The Benefits of Lighting Your Garden With LEDs

by GuestPoster on January 5, 2010

Perhaps one of the best developments in lighting in recent years has been the advent of better and cheaper LED light bulbs.  LEDs differ from traditional incandescent light bulbs in that they don’t use a filament that easily breaks to create the light, they semiconductors that emit photons.  The result is a more eco-friendly, longer lasting light bulb that out performs even the compact fluorescent bulbs that green power advocates are pushing today

The traditional Edison-styled light bulbs rely on using electricity to light up a filament until it glows.  This is really an inefficient way of generating light.  By using brute force to light up the room, a whole lot of energy is lost due to heat.  In fact, much of the energy used by incandescent bulbs is released as heat, not light.  LEDs on the other hand, use semiconductors that a fine tuned to release photons.  Because of this, they only use 13 Watts, compared to the 20 Watts that incandescent bulbs use.  This means that they are close to forty percent more efficient than standard light bulbs!  Not only this, LEDs last at least twenty-five percent longer than incandescent bubs, so not only do you save on electricity, you also save on buying new bulbs.

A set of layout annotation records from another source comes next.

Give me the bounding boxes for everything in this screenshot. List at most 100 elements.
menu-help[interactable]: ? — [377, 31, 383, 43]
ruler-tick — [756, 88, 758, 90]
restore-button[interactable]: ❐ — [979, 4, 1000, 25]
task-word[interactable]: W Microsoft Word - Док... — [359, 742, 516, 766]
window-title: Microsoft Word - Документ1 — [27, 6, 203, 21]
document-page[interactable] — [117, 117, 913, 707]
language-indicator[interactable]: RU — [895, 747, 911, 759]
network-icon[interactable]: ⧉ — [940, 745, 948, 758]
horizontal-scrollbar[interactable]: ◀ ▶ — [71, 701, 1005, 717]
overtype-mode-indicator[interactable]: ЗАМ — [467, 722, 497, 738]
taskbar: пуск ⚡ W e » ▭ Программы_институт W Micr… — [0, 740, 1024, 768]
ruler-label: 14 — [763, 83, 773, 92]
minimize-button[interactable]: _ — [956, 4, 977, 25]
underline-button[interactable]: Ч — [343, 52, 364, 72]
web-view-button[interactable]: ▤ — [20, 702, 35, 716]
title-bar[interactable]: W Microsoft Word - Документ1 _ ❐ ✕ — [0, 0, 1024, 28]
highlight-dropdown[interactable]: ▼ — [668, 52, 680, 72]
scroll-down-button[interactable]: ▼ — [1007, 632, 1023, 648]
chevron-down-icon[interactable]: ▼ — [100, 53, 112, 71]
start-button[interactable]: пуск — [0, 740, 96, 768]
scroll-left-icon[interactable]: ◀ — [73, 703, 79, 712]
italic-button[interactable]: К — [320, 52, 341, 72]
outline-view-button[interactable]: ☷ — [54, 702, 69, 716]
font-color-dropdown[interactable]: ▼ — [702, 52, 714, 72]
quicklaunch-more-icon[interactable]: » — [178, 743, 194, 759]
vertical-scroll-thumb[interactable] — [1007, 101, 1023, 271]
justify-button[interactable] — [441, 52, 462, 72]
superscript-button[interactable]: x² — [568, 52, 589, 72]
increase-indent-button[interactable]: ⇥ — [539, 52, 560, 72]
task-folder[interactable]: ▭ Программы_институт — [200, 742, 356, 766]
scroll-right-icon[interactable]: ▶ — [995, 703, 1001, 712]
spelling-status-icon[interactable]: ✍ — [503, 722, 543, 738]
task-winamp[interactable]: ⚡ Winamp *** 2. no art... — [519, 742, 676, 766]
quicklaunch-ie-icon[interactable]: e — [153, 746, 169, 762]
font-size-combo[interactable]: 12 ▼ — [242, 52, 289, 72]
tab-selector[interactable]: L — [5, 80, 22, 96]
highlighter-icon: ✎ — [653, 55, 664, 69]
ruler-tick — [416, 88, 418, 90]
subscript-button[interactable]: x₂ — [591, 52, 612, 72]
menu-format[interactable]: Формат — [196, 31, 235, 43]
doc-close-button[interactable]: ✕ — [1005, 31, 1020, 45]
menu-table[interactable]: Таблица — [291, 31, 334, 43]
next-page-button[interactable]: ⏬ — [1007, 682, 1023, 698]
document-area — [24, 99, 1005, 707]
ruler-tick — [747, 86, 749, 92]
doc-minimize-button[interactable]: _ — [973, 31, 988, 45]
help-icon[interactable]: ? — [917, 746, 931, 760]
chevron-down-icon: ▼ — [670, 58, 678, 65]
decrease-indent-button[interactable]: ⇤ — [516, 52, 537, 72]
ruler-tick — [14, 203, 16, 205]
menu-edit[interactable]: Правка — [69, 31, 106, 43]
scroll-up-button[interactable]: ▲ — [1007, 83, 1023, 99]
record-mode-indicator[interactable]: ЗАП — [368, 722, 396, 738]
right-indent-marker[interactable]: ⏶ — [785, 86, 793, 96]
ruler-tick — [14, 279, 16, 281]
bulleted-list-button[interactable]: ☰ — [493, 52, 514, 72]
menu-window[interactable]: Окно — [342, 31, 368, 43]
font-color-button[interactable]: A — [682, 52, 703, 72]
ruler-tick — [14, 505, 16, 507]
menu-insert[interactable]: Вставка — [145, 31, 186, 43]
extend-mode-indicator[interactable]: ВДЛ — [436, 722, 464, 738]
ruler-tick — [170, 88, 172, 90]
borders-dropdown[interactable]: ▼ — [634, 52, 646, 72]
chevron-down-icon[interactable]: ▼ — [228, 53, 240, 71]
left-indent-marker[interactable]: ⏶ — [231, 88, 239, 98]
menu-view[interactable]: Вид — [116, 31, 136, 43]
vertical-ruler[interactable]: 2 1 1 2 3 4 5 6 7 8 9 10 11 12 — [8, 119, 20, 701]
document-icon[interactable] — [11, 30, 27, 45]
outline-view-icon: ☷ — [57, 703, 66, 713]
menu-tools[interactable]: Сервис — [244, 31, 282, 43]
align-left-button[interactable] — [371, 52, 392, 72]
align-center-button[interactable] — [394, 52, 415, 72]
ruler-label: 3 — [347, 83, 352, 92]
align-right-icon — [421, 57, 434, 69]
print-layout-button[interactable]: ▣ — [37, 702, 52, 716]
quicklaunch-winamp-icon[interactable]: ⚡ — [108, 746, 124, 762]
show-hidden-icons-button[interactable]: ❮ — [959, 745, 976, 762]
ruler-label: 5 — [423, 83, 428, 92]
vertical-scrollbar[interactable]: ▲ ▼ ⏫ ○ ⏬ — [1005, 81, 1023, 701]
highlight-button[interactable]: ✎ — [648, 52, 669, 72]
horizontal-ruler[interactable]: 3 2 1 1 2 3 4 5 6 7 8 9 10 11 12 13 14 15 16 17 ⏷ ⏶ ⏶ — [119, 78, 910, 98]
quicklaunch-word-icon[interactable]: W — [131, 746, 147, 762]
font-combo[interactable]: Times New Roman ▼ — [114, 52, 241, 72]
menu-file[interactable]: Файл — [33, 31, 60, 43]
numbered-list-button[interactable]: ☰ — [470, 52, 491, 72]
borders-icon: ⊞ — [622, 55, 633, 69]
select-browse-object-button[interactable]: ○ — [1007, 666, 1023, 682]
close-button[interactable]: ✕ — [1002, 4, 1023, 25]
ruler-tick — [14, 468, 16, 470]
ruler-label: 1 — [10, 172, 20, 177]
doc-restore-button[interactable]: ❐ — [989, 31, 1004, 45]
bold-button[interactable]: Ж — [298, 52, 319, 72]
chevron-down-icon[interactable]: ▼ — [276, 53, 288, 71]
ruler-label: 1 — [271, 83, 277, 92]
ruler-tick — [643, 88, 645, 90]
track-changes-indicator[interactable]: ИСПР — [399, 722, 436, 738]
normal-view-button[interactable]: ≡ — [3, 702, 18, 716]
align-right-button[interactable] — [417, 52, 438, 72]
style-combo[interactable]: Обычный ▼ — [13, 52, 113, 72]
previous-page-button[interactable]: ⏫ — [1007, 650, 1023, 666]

Since LEDs were first invented in the 1960s, they have progressed at an amazing rate, doubling in brightness every eighteen to twenty-four months.  Currently, the most high-tech LEDs produce around one hundred lumens per watt, while incandescent bulbs produce fifteen and compact florescent bulbs produce eighty.

All of this combines to make LED garden lighting a very attractive alternative for your home.  LEDs have improved in quality to the point where many of them now actually release better light than compact florescent bulbs do and they last almost five times longer.  Their application has also proved a boon for solar lighting fixtures, which are now more viable than ever because the LEDs in them burn brighter and with less energy than ever before.